Tout ce qui fonde l’identité corporelle fonde donc aussi la capacité à entrer en relation, notamment au sein du couple. «La valorisation de son propre corps dans sa féminité ou dans sa masculinité est aussi nécessaire pour pouvoir se reconnaître soi-même dans la rencontre avec celui qui est différent, et s’enrichir réciproquement», indique le paragraphe 151 de Laudato Si’.
Le primat de la famille sur les institutions étatiques
«La famille, en tant que société naturelle où réciprocité et complémentarité entre homme et femme se réalisent pleinement, précède l’ordre sociopolitique de l’État et la libre activité législative de celui-ci doit en tenir compte et lui donner une juste reconnaissance », est-il indiqué. C’est dans la famille que se situe la base de l’éducation, et que l’enfant doit vivre sa première confrontation à l’altérité féminine et masculine qui l’aidera à progresser dans sa maturité affective.
À l’action éducative de la famille se joint celle de l’école, qui interagit de manière subsidiaire. Forte de sa fondation évangélique, «l’école catholique prend l’aspect d’une école pour la personne et d’une école des personnes». Dans ce cadre, «l’éducation à l’affectivité a besoin d’un langage adapté et mesuré.

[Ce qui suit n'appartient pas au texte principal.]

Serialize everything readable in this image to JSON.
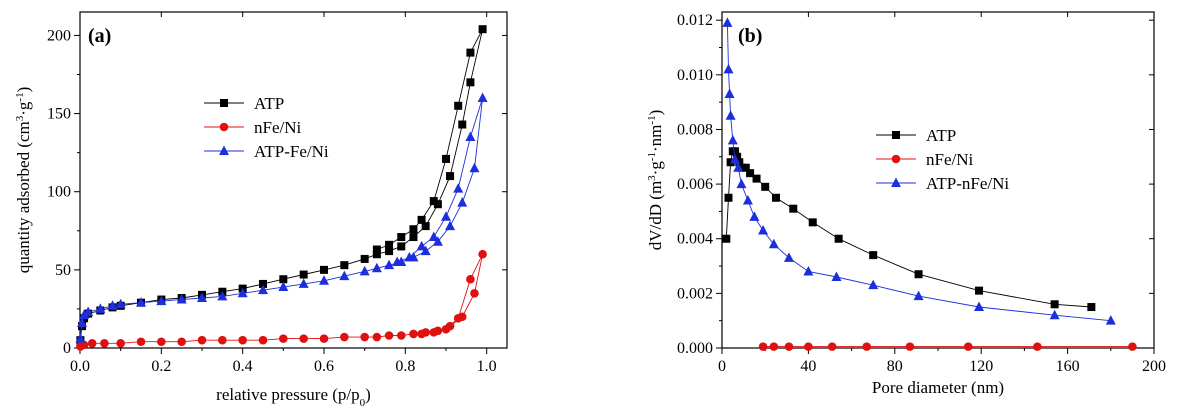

Il est donc nécessaire d’aider les élèves à développer «un sens critique face à l’invasion de propositions, face à la pornographie incontrôlée et à la surcharge d’excitations qui peuvent mutiler la sexualité». Face à un «bombardement de messages ambigus et vagues», qui peuvent provoquer une «désorientation émotive et l’empêchement de la maturité psycho-relationnelle», «il faut les aider à reconnaître et à rechercher les influences positives, en même temps qu’ils prennent de la distance par rapport à tout ce qui déforme leur capacité d’aimer», indique le document en citant le paragraphe 251 de Amoris Laetitia.
Reconstruire l’alliance éducative entre la famille, l’école et la société
À cette époque de remise en question du «pacte éducatif», il est urgent de bien remettre au centre des débats le «principe de subsidiarité». «Toutes les autres personnes qui prennent part au processus éducatif ne peuvent agir qu’au nom des parents, avec leur consentement et même, dans une certaine mesure, parce qu’ils en ont été chargés par eux. En agissant ensemble, famille, école et société peuvent élaborer des parcours d’éducation à l’affectivité et à la sexualité destinés au respect du corps de l’autre et des temps de sa maturation sexuelle et affective, en tenant compte des spécificités physiologiques et psychologiques, ainsi que des phases de développement et de maturation neurocognitives des filles et des garçons afin de les accompagner dans leur croissance de manière saine et responsable». Cet objectif nécessite d’offrir une formation adéquate aux éducateurs eux-mêmes, en tenant compte des apports de la littérature et des sciences humaines.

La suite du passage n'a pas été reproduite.